The investment in Italy could amount to as much as $2 billion, reports Reuters, and would create jobs across the country’s manufacturing sector. Stellantis claims that it is currently re-evaluating plans for the project, which would see it convert the engine-making plant in Termoli.

If the plant isn’t converted into a fully-electric facility, the company instead said it could be used to develop cells and other modules that would “be in line with the evolution of the market.”

3rd Gear: GM Recalls 1,200 Cruise Taxis To End Investigation

General Motors-backed autonomous taxi company Cruise has been working its way through a federal probe into safety concerns with its fleet of self-driving taxis for more than a year. Now, the probe has reached its conclusion and the company has been forced to recall more than 1,000 of its autonomous cars over braking issues.

Cruise will recall nearly 1,200 robotaxis over hard braking issues, reports the Detroit Free Press. The move was announced by the National Highway Traffic Safety Administration, which said the recall brings its investigation into the company to a close, more than 18 months after it was opened:

The closing of the investigation is a significant step for Cruise as it works to reassure state and federal officials of the safety of its vehicles and eventually resume robotaxi operations without backup safety drivers, and to take on paying customers.

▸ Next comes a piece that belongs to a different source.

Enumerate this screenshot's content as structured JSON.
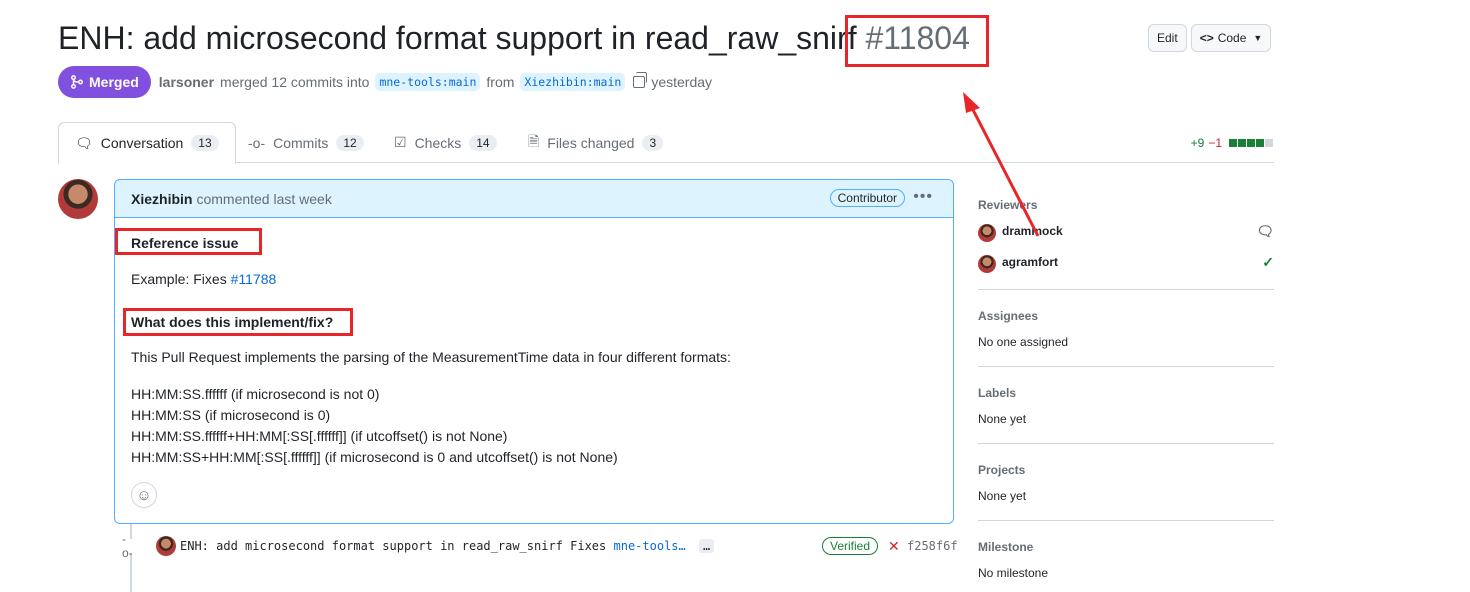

Cruise said it did not agree with the NHTSA’s conclusion that a recall was needed, but had agreed to do so to resolve the investigation.

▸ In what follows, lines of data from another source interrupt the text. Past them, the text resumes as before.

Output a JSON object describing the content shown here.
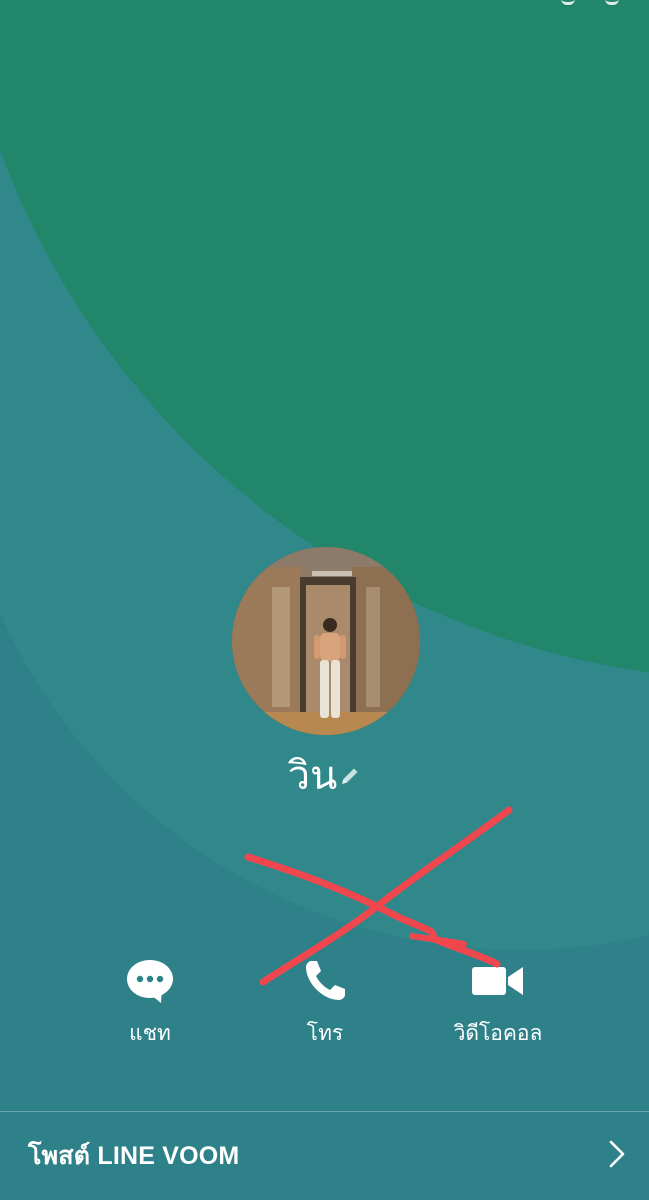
{
  "profile": {
    "name": "วิน"
  },
  "actions": [
    {
      "label": "แชท",
      "icon": "chat-bubble-icon"
    },
    {
      "label": "โทร",
      "icon": "phone-icon"
    },
    {
      "label": "วิดีโอคอล",
      "icon": "video-camera-icon"
    }
  ],
  "voom": {
    "label": "โพสต์ LINE VOOM",
    "icon": "chevron-right-icon"
  },
  "colors": {
    "background_top": "#21866a",
    "background_bottom": "#2e8189",
    "ring": "#31888a",
    "annotation": "#f0474f",
    "text": "#ffffff"
  }
}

“We are committed to building trust and increasing transparency with respect to autonomous vehicle technology,” a Cruise spokesperson said Thursday.

While announcing the recall, Cruise also shared details about its new collaboration with Uber, which sees its self-driving cars listed on the ride-sharing app. However, the tie-in hasn’t worked out too well for Uber just yet, with shares in the company dropping by around 4.4 percent following the announcement according to Bloomberg.

4th Gear: Automakers Face Fines For Missing EV Targets

Lawmakers around the world are looking at ways to encourage automakers to shift to cleaner options across their lineups. Whether that’s battery power, hydrogen options or hybrids, the switch to cleaner power is coming, but not at the rate lawmakers would like.

This means automakers such as Ford and Volkswagen could face hefty fines if they aren’t able to meet the strict CO2 emission goals enforced in places like Europe, reports Automotive News. The two companies may miss the EU’s strict CO2 goals as a result of cooling temperament towards EVs, meaning that they could face multi-million-dollar fines:

Automakers will have to sharply increase sales of full-electric and hybrid cars despite “market skepticism” for EVs to meet 2025 European Union CO2 emissions targets, according to a report from analyst company Dataforce.

The 2025 fleet average for new cars sold in the EU will be 93.6 grams of CO2 per km, compared with the 116 g/km limit that went into effect in 2021.

The EU will fine brands that miss their goal €95 per car per gram over the target. Automakers paid €550 million ($613 million) for missing the 2021 targets, although nearly all brands achieved their goals on time, Dataforce said.

As it stands, only two automakers have met the targets set out by the EU, Tesla and Geely. Toyota is close to the goal thanks to its focus on low-emission hybrid models, while BMW, Renault, Ford and VW all have their work cut out to avoid paying up.